At least one power company said it's seeing positive results from tightened security.

"Our incidents are down and arrests are up," said Kristine Snodgrass, spokeswoman for New Jersey based PSE&G, which had $68,000 worth of copper wire spools stolen from a substation under construction in Montgomery Township, N.J., in March.

"I don't want to say everything we've done, but we've installed tough measures like special sensors around substations, and it's working for us," Snodgrass said. "It's expensive to do, but we realized the cost of not doing anything is worse than the cost of doing this."

Some companies, like DigitalGlobe, a Colorado-based vendor of space imagery and geospatial content, have taken copper theft security to a higher level.

"We take satellite imagery and analytic data to develop location models where copper thieves might strike," said Colleen McCue, senior science director at DigitalGlobe. "We look at it from a bad guy's perspective and ask, 'Does it have areas of concealment that might help thieves break in?'"

The goal is to get in front of the theft so companies can design their structures accordingly, said McCue. She wouldn't divulge what the firm's services cost but said their customers "appreciate the value."

"We mostly work with the energy sector, but we've spoken with wireless cellphone providers as they seem interested in this technology to stop copper theft," she said.

Insurance against thievery

According to the latest statistics from the National Insurance Crime Bureau, which tracks incidents of metal theft, 25,083 claims were filed from 2009 through 2011, compared with 13,861 from 2006 to 2008. Nearly 96 percent of the claims in the more recent period were for copper theft.

These kind of stats are creating a working relationship between insurance companies and anti-theft firms to cut down on copper thieves, said Videofied's Jentoft.

"They're taking notice and contacting us about having their customers use our products to cut down on break-ins," he said. "They're seeing that some power stations and other sites with copper are not being broken into and want to recommend theft protection."

Insurance companies are reporting some declines in thefts, but payouts—due to the high cost of copper—are rising.

"In 2012 we had about 500 metal claim thefts and just over $2 million in claim payouts," said Scott Mallasee, property product director at Nationwide Insurance. "The average payout for copper theft was around $5,000."

"This year so far we've had 150 metal claim thefts with the average payout around $5,600," said Mallasee.

Swapping out copper wiring

Experts say fighting copper theft, as with so many crimes, is likely to be an ongoing battle.

"It's tied to the price of copper and as long as the demand for the metal remains high, so will the theft," said Eric Ives, an FBI spokesman.

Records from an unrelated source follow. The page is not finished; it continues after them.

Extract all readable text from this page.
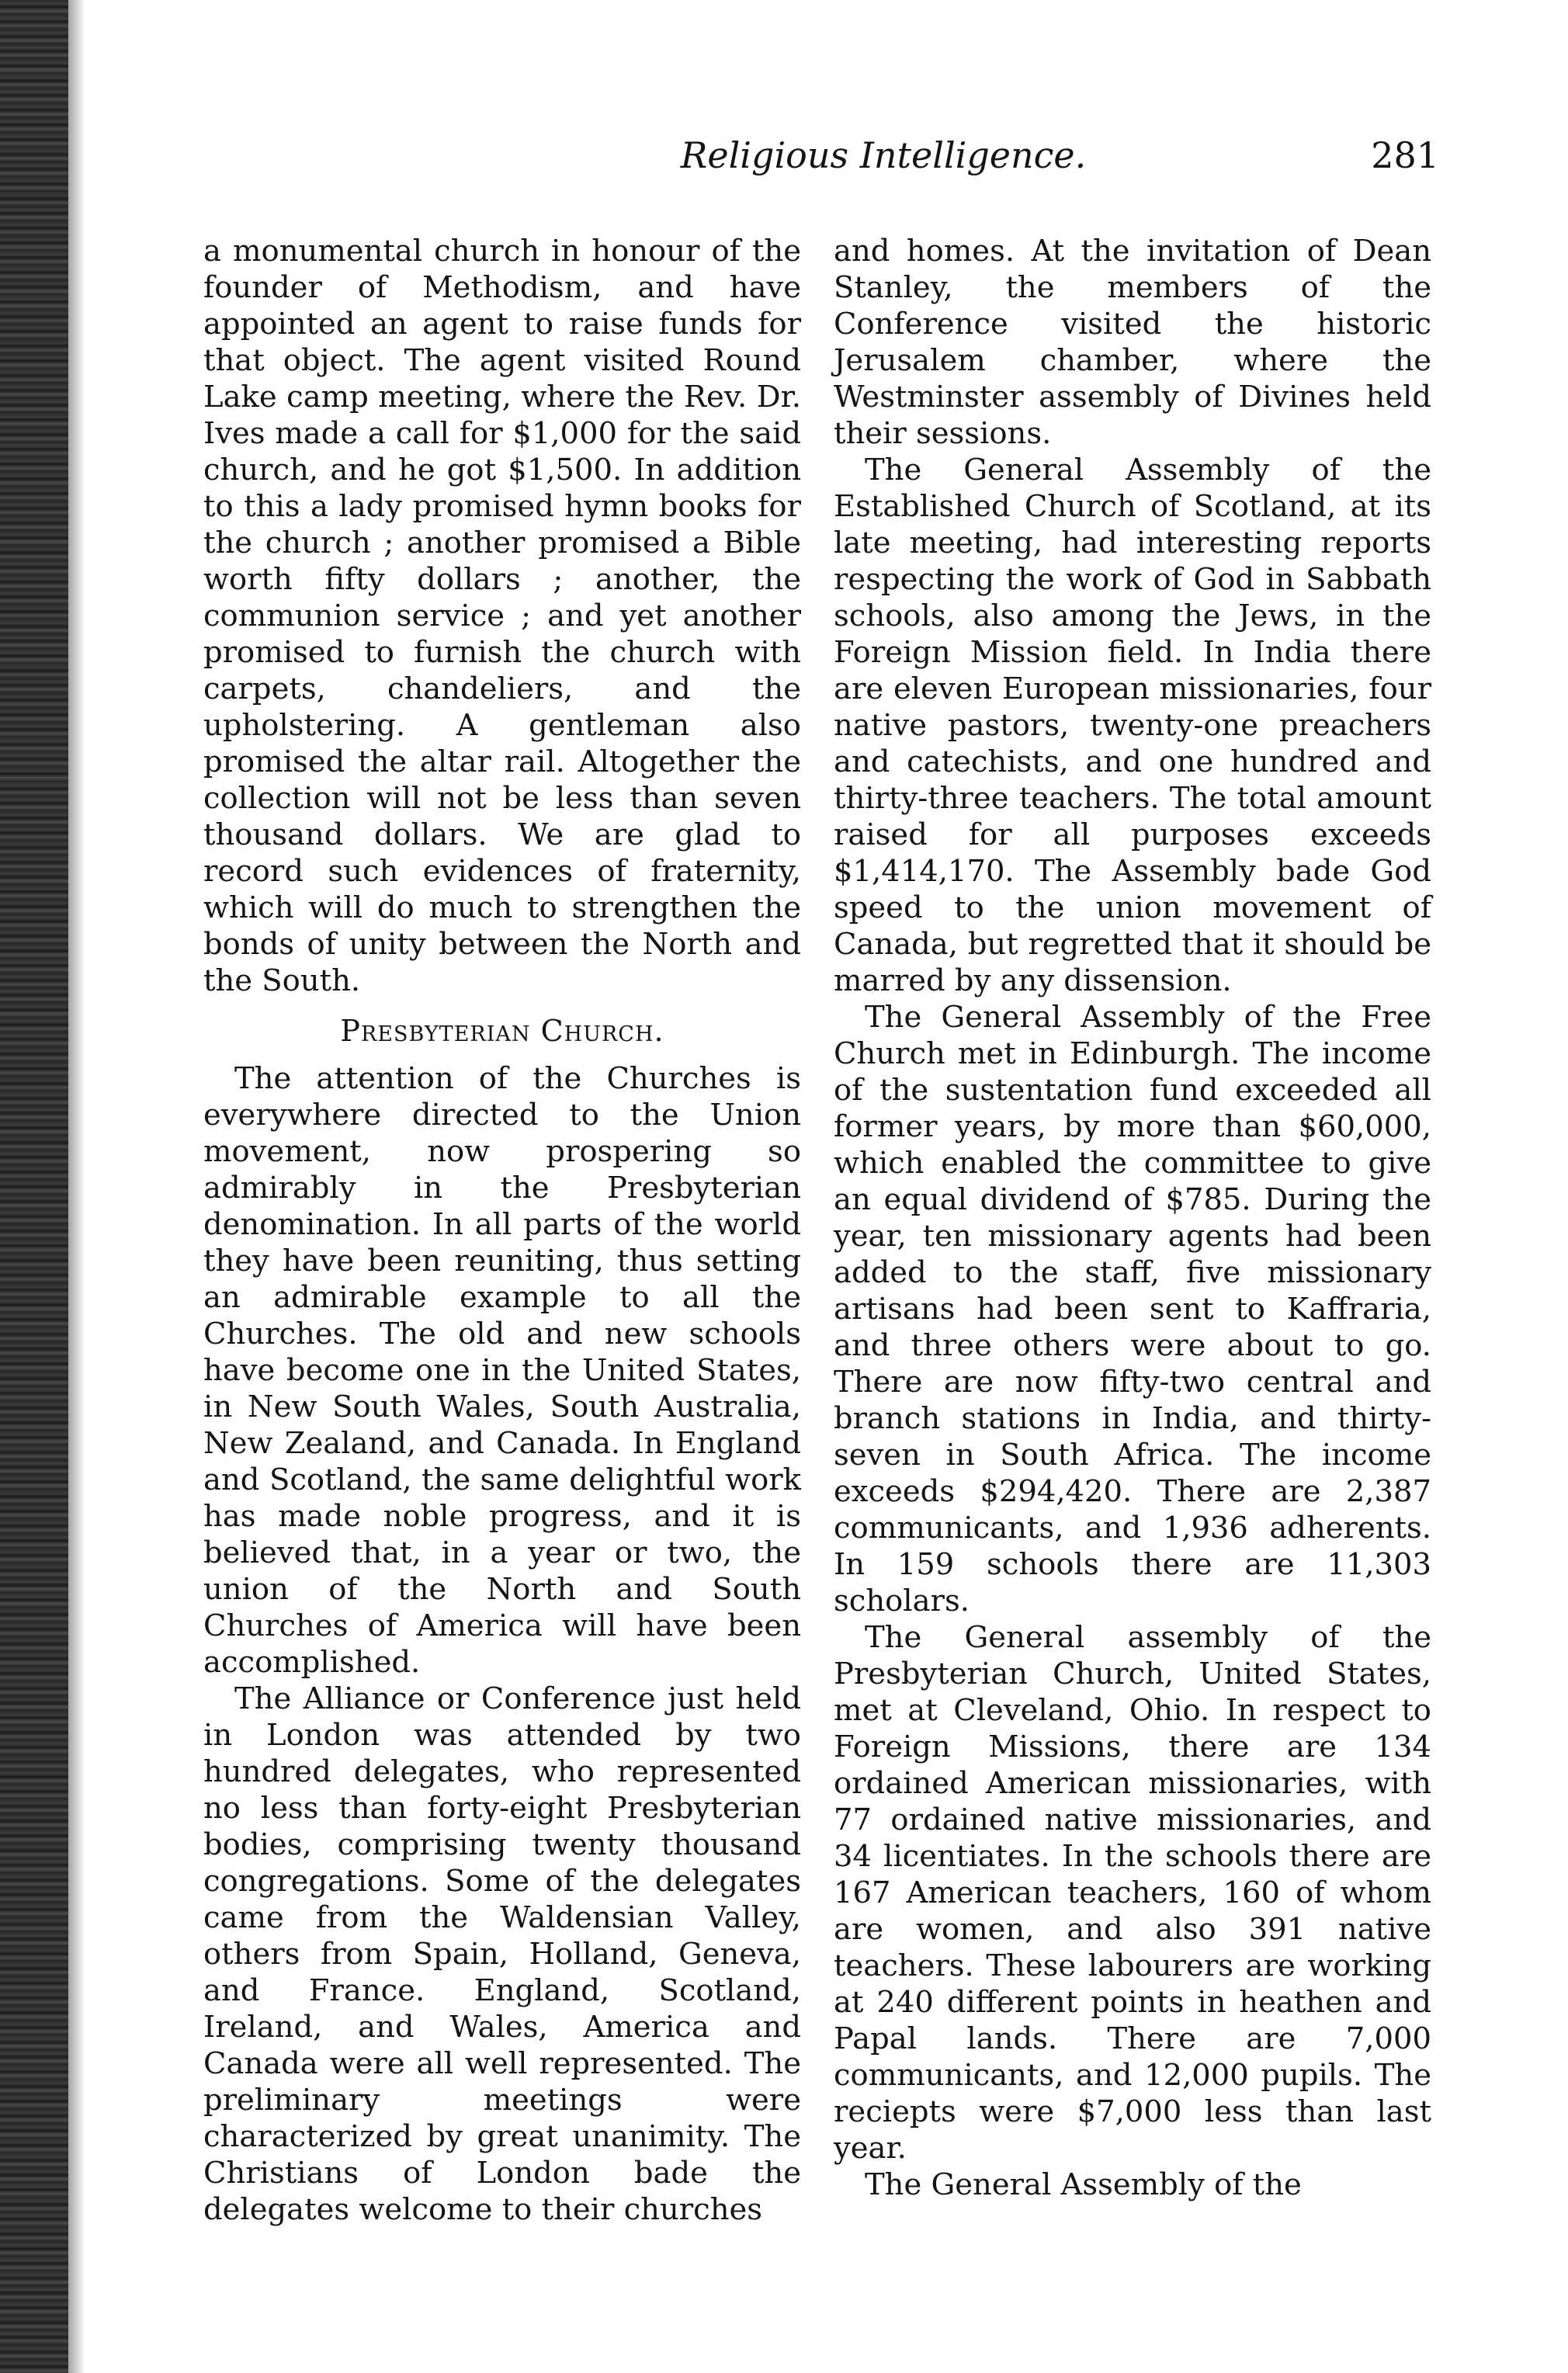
Religious Intelligence.	281

a monumental church in honour of the founder of Methodism, and have appointed an agent to raise funds for that object. The agent visited Round Lake camp meeting, where the Rev. Dr. Ives made a call for $1,000 for the said church, and he got $1,500. In addition to this a lady promised hymn books for the church ; another promised a Bible worth fifty dollars ; another, the communion service ; and yet another promised to furnish the church with carpets, chandeliers, and the upholstering. A gentleman also promised the altar rail. Altogether the collection will not be less than seven thousand dollars. We are glad to record such evidences of fraternity, which will do much to strengthen the bonds of unity between the North and the South.

Presbyterian Church.

The attention of the Churches is everywhere directed to the Union movement, now prospering so admirably in the Presbyterian denomination. In all parts of the world they have been reuniting, thus setting an admirable example to all the Churches. The old and new schools have become one in the United States, in New South Wales, South Australia, New Zealand, and Canada. In England and Scotland, the same delightful work has made noble progress, and it is believed that, in a year or two, the union of the North and South Churches of America will have been accomplished.

The Alliance or Conference just held in London was attended by two hundred delegates, who represented no less than forty-eight Presbyterian bodies, comprising twenty thousand congregations. Some of the delegates came from the Waldensian Valley, others from Spain, Holland, Geneva, and France. England, Scotland, Ireland, and Wales, America and Canada were all well represented. The preliminary meetings were characterized by great unanimity. The Christians of London bade the delegates welcome to their churches

and homes. At the invitation of Dean Stanley, the members of the Conference visited the historic Jerusalem chamber, where the Westminster assembly of Divines held their sessions.

The General Assembly of the Established Church of Scotland, at its late meeting, had interesting reports respecting the work of God in Sabbath schools, also among the Jews, in the Foreign Mission field. In India there are eleven European missionaries, four native pastors, twenty-one preachers and catechists, and one hundred and thirty-three teachers. The total amount raised for all purposes exceeds $1,414,170. The Assembly bade God speed to the union movement of Canada, but regretted that it should be marred by any dissension.

The General Assembly of the Free Church met in Edinburgh. The income of the sustentation fund exceeded all former years, by more than $60,000, which enabled the committee to give an equal dividend of $785. During the year, ten missionary agents had been added to the staff, five missionary artisans had been sent to Kaffraria, and three others were about to go. There are now fifty-two central and branch stations in India, and thirty-seven in South Africa. The income exceeds $294,420. There are 2,387 communicants, and 1,936 adherents. In 159 schools there are 11,303 scholars.

The General assembly of the Presbyterian Church, United States, met at Cleveland, Ohio. In respect to Foreign Missions, there are 134 ordained American missionaries, with 77 ordained native missionaries, and 34 licentiates. In the schools there are 167 American teachers, 160 of whom are women, and also 391 native teachers. These labourers are working at 240 different points in heathen and Papal lands. There are 7,000 communicants, and 12,000 pupils. The reciepts were $7,000 less than last year.

The General Assembly of the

"Some of the thieves are small-time crooks, others are more organized and sophisticated," Ives said. "We step in when there's interstate issues like cell phone towers that transmit across one state to another. Otherwise local authorities take the lead."

Attempts to pass a federal law against copper theft are stuck in Congress but several states, like California, Nevada and Washington, as well as some local jurisdictions, have recently passed stricter penalties for the crime.

"We've partnered with law enforcement agencies around the country to try and prevent this type of theft," Nationwide's Mallasee said.

"We are also encouraging home and property owners to take preventive measures like enclosing air conditioning units and using invisible ink to mark pipes for identification if they are stolen," he said.

But even with tougher laws and tougher security, some victims have opted for altering the very wiring they use in order to stop thieves.

"We're installing copperweld wiring instead of just copper in our substations," said Westar's VanSyoc.

"It has a steel core and copper on the outside," he explained. "It costs us a lot to put in but It doesn't have the same value as straight copper wiring so we expect this to cut back on thefts. I think a lot of copperweld will be used from now on."